Nova Scotia

NSLC home booze delivery likely to start in late summer without public health assessment

The Nova Scotia Liquor Corporation expects to start alcohol home delivery later this summer, with mandatory training for drivers and limits on when alcohol can be delivered, but there are no plans to undertake a public health assessment of the new service.

Injury Free Nova Scotia has asked for more study before service begins

A spokesperson for the Nova Scotia Liquor Corporation said it's implementing a number of measures to ensure home delivery 'is offered as safely as possible.' (CBC)
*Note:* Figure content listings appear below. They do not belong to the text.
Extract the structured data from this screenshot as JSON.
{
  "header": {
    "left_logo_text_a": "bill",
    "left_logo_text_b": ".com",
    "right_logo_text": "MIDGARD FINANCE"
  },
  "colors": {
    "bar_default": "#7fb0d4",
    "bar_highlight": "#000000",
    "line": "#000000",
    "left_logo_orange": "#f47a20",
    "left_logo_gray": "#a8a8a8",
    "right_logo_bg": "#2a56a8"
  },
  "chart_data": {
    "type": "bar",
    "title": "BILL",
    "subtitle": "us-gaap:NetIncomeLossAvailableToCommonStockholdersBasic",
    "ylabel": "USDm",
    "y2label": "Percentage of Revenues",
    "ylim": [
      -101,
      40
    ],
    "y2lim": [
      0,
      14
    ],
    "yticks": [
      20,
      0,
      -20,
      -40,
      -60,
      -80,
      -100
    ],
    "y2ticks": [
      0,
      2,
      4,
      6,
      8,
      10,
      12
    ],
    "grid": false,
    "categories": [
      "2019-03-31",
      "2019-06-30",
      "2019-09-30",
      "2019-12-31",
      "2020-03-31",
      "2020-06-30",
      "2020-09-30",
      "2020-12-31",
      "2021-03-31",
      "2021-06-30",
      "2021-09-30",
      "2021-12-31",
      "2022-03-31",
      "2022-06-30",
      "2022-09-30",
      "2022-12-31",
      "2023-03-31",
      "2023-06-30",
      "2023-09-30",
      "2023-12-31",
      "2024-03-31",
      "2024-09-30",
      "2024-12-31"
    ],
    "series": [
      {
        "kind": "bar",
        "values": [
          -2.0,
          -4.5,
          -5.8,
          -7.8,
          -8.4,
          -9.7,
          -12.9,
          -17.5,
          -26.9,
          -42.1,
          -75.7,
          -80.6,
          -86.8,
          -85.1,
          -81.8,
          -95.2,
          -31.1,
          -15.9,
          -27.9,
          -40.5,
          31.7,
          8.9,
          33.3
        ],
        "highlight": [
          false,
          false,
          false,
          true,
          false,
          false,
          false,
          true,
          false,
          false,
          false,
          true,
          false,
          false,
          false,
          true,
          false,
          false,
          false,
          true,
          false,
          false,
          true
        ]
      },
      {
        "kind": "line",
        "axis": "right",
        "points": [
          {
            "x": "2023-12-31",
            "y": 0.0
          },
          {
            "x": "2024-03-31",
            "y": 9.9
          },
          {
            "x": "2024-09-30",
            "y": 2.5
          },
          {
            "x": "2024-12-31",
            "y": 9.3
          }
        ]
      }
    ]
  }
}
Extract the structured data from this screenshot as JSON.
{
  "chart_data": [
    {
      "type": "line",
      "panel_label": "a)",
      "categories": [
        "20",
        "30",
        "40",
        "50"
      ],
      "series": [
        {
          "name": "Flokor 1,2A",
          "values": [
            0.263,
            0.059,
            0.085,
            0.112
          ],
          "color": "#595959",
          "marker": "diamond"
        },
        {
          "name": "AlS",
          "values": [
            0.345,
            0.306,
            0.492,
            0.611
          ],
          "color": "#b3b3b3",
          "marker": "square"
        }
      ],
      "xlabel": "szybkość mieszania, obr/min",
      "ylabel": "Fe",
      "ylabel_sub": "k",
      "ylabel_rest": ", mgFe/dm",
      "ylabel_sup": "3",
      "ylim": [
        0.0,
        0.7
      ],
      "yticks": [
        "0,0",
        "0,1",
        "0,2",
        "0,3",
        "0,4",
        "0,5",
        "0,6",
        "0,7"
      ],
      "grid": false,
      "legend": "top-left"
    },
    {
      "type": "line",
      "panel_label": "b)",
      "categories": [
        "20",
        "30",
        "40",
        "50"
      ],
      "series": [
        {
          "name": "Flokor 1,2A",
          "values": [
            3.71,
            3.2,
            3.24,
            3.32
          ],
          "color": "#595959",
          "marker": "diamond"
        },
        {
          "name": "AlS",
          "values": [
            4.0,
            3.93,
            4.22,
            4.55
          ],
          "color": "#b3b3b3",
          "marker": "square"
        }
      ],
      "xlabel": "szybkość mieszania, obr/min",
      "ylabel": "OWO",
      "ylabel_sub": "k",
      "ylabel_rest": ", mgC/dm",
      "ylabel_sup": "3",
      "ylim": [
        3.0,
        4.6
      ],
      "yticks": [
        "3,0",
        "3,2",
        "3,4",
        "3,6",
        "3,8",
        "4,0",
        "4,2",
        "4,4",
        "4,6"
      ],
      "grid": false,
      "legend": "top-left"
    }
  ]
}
The Nova Scotia Liquor Corporation says it expects to start home delivery of alcoholic beverages late this summer, with mandatory training for drivers and limits to when products can be dropped off. 

But the Crown corporation says there are no plans to undertake a public health assessment before the service rolls out, something Injury Free Nova Scotia has suggested.

The non-profit group works to eliminate serious and preventable injuries in Nova Scotia. 

Peri Lockhart, a health promotion consultant with the group, wants to see the NSLC hit pause while experts complete a health impact assessment that she said would be similar to an environmental impact assessment. 

"Some things that can be included is, for example, where alcohol home delivery will include and not include, like, will it include campuses where we have youth of all ages? Will it include other spaces with vulnerable groups?" she told CBC Radio's Information Morning on Friday.

Lockhart said Injury Free Nova Scotia has heard from other community groups from Yarmouth County to Musquodoboit Harbour and "there's plenty of concern from different areas" about providing more access to alcohol. 

NSLC says strategies 'promote responsible drinking'

Last fall, former Health Minister Leo Glavine had his own concerns about the proposed service, saying at the time that "availability and, very often, excessive consumption go hand in hand."

A spokesperson for the NSLC said the corporation has been working with provincial departments "which recommended a number of strategies to continue to promote responsible drinking."

"With these strategies in place, we do not plan to do a public health assessment," Beverley Ware wrote in an email to CBC News. 

Ware said mandatory training for all delivery staff will help them determine who is underage or already intoxicated. There will also be "responsible consumption messaging with each delivery."

Micco/MBW Courier has been awarded the delivery contract, and will have to track who they refuse and why, Ware said. The delivery program will also be monitored through an audit.

The NSLC said it will make sure the brand name used by Micco/MBW Courier "doesn't promote or imply excessive consumption."

Time limit on deliveries 

There will also be limits on when alcohol can be delivered, Ware said.

Deliveries won't be made before noon or after 9 p.m., there will be shorter hours on Sundays and no delivery on holidays.

Home delivery of alcohol isn't a new concept in Nova Scotia, especially during the pandemic when more private breweries and wineries have used it as a source of revenue with restaurants and bars closed. 

Alcohol home delivery is already available in Nova Scotia from many breweries, wineries and other private businesses. (Emma Davie/CBC)

But Lockhart said that shouldn't stop the NSLC from rethinking its decision.

"The NSLC is different because it's operated by our government and our government has a much broader mandate to protect the health and wellness of Nova Scotians," she said. "Increasing alcohol in the community, facilitated by the government, does not serve the health and wellness of Nova Scotians."

The NSLC already delivers cannabis products through mail order in partnership with Canada Post.